Di Jepang, pendidikan anak usia dini telah banyak menerapkan pendekatan STEAM—sebuah metode yang menggabungkan unsur Science (ilmu pengetahuan), Technology (teknologi), Engineering (rekayasa), Art (seni), dan Mathematics (matematika) dalam kegiatan pembelajaran.
Dalam sebuah pernyataan di Jakarta, Jumat lalu, pendiri Azalee Group ini menjelaskan bahwa inti dari pendekatan STEAM adalah ketika anak-anak belajar dengan cara yang membuat mereka merasa seperti sedang bermain. Proses ini melibatkan eksplorasi, kebebasan berkreasi, serta ekspresi diri, sehingga pembelajaran menjadi lebih menyenangkan dan tidak membebani.
“Ketika belajar terasa seperti bermain, itulah saat anak-anak benar-benar belajar dengan antusias. Ini adalah filosofi utama dari pendidikan STEAM sejak usia dini,” ujar Kurusu, seperti dikutip ANTARA.
BACA JUGA:
Baru-baru ini, Kurusu juga melakukan pertemuan dengan jajaran Kementerian Pendidikan Dasar dan Menengah (Kemendikdasmen) untuk membahas masa depan sistem pembelajaran anak usia dini di Indonesia. Ia melihat peluang besar bagi Indonesia untuk mengadopsi pendekatan STEAM, terutama jika disertai penguatan kapasitas guru melalui kerja sama bilateral dengan Jepang.
Direktur Guru Pendidikan Anak Usia Dini (PAUD) dan Pendidikan Nonformal (PNF) Kemendikdasmen, Suparto, menyambut baik ide yang disampaikan Kurusu. Ia menilai bahwa pembelajaran berbasis pengalaman dan refleksi, yang dikenal sebagai Deep Learning di Jepang, sejalan dengan arah kebijakan pendidikan Indonesia.
“Kami mendukung gagasan bahwa proses belajar yang mendalam harus melalui tahapan mengalami, merefleksikan, dan kemudian membagikan kembali kepada orang lain,” tutur Suparto. Ia juga mencatat bahwa saat ini terdapat sekitar 67.200 guru PAUD aktif di Indonesia.

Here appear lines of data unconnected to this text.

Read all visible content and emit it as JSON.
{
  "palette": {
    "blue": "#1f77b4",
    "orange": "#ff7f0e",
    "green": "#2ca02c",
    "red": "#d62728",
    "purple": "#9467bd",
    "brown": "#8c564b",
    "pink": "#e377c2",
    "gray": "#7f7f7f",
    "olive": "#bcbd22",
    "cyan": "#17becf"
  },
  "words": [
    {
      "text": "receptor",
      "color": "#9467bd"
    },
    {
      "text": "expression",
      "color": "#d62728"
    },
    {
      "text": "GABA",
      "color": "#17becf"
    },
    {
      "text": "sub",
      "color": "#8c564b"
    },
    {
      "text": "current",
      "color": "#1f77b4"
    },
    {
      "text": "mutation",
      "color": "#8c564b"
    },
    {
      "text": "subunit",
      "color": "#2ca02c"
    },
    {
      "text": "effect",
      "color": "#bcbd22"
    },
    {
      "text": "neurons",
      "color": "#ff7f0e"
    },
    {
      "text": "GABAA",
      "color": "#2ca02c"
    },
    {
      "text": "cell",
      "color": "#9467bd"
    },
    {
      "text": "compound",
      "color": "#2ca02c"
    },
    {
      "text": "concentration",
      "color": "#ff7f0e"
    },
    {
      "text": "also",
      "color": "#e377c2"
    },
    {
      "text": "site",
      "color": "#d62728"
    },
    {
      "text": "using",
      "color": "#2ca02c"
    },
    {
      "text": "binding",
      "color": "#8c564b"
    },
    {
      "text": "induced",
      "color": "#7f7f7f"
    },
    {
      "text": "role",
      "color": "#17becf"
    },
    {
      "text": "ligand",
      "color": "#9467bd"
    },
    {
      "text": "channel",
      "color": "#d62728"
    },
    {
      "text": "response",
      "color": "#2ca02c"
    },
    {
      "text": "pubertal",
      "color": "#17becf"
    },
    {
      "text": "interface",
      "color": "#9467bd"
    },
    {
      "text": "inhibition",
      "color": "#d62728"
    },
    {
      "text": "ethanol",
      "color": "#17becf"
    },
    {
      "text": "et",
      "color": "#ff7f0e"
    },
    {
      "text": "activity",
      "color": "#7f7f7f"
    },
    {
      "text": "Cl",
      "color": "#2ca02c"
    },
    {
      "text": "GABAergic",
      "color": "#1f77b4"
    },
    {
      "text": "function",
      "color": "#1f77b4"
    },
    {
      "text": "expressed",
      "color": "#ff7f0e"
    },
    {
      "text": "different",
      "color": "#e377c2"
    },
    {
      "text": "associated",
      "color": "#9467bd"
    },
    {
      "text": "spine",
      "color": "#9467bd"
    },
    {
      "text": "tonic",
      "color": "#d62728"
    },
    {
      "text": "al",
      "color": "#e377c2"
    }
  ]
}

Diskusi ini difasilitasi oleh Yayasan Sakuranesia yang didirikan oleh Sakura Ijuin dan Tovic Rustam. Mereka berharap pertemuan ini bisa menjadi langkah awal dalam membangun kebijakan pendidikan STEAM di Indonesia dan memperkuat kemitraan internasional dalam pengembangan guru serta pendidikan anak usia dini.